Die Flexibilität zeigt sich zum Beispiel darin, dass er keine Probleme damit hat, von heute auf morgen einer Operation zu zustimmen, plötzlich Krankenhäuser oder Ärzte zu wechseln und sich auch neue Situationen, wie die Chemotherapie, einzustellen.

Ich möchte noch einmal das Merkmal des positiven Denkens in den Vordergrund stellen, da diese bei Lance Armstrong besonders deutlich ist. Er hatte eine Überlebenswahrscheinlichkeit von nicht mal 20% und wusste dies nur zu gut. Trotzdem gab er das Hoffen nie auf. Das Hoffen und Nichtaufgeben ist grade in Lance Armstrongs Fall erstaunlich, da seine Situation allen anderen ausweglos zum Tode zu führen schien. Seine Genesung, der Sieg der Tour de France und dann auch noch das Zeugen eines gesunden Sohnes, gelten für viele als ein Wunder.
Nachdem er den Krebs besiegt hatte, erfuhr er, dass sein Arzt nur mit drei Protzentiger Wahrscheinlichkeit von seinem Überleben ausgegangen war. Er schreibt dazu: „Können wir etwas anderes tun als zu hoffen? Wir haben zwei Möglichkeiten, medizinisch und emotional: aufzugeben oder wie wild zu kämpfen….mit kämpfen meine ich: sich mit jeder verfügbaren Information zu bewaffnen, eine zweite Meinung, vielleicht sogar eine dritte oder vierte einzuholen. Sie müssen genau darüber Bescheid wissen, was in Ihren Körper eingedrungen ist. Eine weitere Tatsache im Zusammenhang mit Krebs ist, dass besser informierte und selbstständig handelnde Patienten auch bessere Chancen haben, um langfristig zu überleben.“ (S. 328ff).

Ich denke, dass diese Worte auf alle Arten von Krisen verallgemeinert werden können: je besser informiert, aktiv und selbstständig ein Patient mit seiner Krise umgeht und Verantwortung für sich übernimmt, desto größer sind die Chancen, durch eine Krise stärker zu werden, als vorher.

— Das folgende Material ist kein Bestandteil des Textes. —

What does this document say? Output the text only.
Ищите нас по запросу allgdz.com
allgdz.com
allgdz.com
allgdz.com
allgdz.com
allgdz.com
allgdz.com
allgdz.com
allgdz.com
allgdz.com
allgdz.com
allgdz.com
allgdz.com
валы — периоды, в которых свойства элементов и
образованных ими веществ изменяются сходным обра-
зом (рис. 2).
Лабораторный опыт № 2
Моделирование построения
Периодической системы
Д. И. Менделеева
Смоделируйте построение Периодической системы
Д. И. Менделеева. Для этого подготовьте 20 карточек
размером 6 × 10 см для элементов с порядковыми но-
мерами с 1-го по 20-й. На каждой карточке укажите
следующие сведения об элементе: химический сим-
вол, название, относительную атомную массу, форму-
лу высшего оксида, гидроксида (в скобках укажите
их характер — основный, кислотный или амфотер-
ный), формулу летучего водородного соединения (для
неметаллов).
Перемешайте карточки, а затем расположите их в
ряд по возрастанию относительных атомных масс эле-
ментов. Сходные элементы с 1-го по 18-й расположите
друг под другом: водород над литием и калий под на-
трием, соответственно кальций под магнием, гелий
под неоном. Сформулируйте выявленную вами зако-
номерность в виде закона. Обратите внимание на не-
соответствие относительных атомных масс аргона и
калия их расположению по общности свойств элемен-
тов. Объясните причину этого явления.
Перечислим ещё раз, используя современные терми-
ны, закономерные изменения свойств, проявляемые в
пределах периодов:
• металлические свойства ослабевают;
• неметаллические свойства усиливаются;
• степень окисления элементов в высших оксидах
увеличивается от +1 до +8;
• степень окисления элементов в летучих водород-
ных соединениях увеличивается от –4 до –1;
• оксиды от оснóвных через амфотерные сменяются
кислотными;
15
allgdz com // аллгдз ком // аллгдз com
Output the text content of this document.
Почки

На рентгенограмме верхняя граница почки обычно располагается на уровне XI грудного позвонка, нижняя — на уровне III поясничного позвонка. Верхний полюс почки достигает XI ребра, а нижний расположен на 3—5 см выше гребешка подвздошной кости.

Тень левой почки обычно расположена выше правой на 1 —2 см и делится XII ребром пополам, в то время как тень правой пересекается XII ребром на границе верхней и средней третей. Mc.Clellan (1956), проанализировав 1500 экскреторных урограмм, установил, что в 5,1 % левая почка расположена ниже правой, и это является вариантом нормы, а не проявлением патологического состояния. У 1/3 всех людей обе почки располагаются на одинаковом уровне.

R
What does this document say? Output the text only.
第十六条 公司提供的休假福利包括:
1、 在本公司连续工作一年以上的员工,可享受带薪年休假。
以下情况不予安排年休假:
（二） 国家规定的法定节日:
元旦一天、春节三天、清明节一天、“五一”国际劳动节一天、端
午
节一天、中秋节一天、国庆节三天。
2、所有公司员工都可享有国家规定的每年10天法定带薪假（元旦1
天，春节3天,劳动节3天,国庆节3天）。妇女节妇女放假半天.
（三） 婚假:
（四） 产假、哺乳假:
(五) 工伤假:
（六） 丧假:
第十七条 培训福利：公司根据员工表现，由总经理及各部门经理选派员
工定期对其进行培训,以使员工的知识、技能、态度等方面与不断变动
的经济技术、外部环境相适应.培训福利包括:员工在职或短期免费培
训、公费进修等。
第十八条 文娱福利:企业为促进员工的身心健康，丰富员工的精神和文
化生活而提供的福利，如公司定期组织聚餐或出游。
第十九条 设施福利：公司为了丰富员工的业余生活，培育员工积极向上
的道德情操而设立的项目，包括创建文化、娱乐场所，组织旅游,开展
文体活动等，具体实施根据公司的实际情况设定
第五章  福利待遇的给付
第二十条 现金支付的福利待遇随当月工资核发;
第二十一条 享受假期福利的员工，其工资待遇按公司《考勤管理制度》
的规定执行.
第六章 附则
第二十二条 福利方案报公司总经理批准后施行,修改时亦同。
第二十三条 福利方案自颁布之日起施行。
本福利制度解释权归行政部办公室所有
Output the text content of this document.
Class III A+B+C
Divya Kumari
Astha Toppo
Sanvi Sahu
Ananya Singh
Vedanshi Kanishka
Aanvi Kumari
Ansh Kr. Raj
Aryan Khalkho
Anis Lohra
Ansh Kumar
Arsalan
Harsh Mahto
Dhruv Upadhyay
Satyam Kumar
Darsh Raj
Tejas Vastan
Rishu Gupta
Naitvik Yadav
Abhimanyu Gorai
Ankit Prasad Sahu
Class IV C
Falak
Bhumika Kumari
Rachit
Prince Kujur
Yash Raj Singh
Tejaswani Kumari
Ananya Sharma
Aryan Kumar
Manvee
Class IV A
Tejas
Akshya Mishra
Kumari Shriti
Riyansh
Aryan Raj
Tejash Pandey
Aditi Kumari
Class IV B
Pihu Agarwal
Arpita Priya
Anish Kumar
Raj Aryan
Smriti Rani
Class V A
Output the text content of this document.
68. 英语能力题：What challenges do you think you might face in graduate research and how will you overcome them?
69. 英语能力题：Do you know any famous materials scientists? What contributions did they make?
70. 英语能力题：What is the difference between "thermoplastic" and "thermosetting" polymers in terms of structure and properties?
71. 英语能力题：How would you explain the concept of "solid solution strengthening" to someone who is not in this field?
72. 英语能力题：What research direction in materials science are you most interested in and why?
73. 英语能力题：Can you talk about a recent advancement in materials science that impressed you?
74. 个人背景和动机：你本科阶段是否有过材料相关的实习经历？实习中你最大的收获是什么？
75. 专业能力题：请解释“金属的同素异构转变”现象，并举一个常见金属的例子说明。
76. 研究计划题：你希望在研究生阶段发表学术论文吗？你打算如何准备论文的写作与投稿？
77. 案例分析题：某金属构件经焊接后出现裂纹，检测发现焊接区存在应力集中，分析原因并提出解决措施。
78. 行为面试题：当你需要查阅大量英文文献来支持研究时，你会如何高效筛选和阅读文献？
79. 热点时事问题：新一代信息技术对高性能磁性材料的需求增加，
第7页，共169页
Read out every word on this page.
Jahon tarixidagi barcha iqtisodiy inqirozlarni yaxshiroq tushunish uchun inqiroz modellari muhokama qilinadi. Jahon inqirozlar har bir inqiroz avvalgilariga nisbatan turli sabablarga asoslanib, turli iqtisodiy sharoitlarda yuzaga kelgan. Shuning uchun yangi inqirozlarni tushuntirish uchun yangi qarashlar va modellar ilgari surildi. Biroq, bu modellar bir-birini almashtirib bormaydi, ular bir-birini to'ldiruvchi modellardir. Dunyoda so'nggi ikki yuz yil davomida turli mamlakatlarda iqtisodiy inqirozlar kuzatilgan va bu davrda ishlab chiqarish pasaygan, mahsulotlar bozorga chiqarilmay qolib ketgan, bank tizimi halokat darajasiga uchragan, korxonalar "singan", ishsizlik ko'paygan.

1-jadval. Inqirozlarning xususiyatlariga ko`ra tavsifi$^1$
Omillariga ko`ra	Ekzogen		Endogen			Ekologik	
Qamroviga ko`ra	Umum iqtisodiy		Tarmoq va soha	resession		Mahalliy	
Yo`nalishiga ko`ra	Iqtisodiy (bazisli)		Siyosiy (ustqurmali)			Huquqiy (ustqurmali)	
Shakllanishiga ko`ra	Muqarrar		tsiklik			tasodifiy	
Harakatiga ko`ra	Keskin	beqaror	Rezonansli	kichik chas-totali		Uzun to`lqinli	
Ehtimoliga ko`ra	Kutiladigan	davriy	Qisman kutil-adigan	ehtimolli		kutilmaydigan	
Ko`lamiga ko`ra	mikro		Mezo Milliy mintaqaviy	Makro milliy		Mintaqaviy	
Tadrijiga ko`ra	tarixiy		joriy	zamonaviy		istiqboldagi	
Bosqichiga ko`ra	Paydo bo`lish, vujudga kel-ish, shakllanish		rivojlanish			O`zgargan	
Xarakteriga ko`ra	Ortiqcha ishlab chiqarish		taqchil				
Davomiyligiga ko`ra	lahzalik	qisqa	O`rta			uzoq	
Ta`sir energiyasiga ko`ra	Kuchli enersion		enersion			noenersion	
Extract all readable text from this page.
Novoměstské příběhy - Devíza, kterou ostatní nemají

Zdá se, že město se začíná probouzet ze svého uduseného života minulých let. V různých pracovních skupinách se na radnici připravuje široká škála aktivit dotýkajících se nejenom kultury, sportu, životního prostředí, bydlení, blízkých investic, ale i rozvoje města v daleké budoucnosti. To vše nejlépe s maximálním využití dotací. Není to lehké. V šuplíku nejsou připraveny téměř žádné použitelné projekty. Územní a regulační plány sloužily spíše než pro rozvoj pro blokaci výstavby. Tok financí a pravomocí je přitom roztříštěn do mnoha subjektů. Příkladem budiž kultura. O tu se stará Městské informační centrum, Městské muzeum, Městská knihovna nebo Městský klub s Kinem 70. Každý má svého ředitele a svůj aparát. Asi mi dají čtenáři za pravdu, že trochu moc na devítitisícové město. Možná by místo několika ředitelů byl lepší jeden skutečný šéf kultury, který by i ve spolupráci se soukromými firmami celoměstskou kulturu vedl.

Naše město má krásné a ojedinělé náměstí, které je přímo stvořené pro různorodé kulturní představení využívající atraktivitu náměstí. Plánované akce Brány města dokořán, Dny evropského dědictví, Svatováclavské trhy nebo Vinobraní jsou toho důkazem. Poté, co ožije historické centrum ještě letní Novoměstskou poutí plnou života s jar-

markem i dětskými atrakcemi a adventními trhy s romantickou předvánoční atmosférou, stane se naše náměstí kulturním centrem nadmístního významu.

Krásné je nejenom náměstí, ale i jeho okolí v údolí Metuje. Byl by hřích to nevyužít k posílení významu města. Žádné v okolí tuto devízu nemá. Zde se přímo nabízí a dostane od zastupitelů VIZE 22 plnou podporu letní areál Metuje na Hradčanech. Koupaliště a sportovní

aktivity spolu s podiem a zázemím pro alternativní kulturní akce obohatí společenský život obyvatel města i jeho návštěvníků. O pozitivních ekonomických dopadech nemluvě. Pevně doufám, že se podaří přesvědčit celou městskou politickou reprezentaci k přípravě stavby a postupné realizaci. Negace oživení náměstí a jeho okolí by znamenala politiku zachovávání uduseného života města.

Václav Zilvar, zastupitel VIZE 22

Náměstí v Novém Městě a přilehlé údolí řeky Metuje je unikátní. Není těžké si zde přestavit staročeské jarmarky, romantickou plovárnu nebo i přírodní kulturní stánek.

Ein in der Theorie genanntes Merkmal ist die Fähigkeit, vorausschauend zu handeln. Lance Armstrong spendet noch vor seiner ersten Operation Samen, in dem Wissen, dass er eventuell unfruchtbar werden wird. Nur durch diese vorrausschauende Entscheidung war es letztendlich möglich, dass sein Sohn zur Welt kommen konnte. Viele andere Menschen hätten in seiner Situation wohl nicht solche späteren Entwicklungen eingeplant.
Auch andere Entscheidungen, die während seiner Krise aufgrund de Geldes und der späteren Lebensplanung getroffen werden mussten, trifft er mit der angemessenen weitsichtigen Ruhe.

Intellektuelle Fähigkeiten sind zweifellos vorhanden, was sich an seinen Gedanken zeigt, jedoch nicht durch schulische Laubbahn bestätigt wird. Auch seine Kreativität bezogen auf das Lösen von Problemen oder Hindernissen im Alltag zeigt sich deutlich in den beiden Kapiteln, die er über seine Jugend und Kindheit schreibt.

Seine sozialen Kompetenzen fallen mir schwer zu beurteilen, denn er ist kein herausragend geselliger Mensch oder besonders geschickt im Umgang mit Menschen, aber auch nicht in die entgegengesetzte Richtung ausgeprägt. Er schreibt aber, dass er auf dem Feld der Menschenkenntnis und des Umgangs mit Menschen durch seine Krankheit viel dazu gewinnen konnte.

Viele Aspekte der Veränderung, die durch den Krebs entstanden sind, die Lance Armstrong an sich und seinem Verhalten wahrgenommen hat, habe ich bereits im Zusammenhang mit dem Erkennen, des Sinns der Krise, in der dritten Phase aufgezählt. Hier noch ein Zitat von ihm selbst: „Wenn mich jemand fragen würde, was mir wichtiger sei, der Sieg über den Krebs oder den Sieg bei der Tour de France, dann würde ich sagen, der Sieg über den Krebs. Das hat mich als Mensch, als Mann, als Ehemann, als Sohn und als Vater verändert.“ (S. 321).

Heute lebt Lance Armstrong gesund und glücklich mit seiner Frau und seinem Sohn zusammen.

Lance Armstrongs Beschreibungen seiner Krise stimmen mit allen Annahmen der Theorie überein.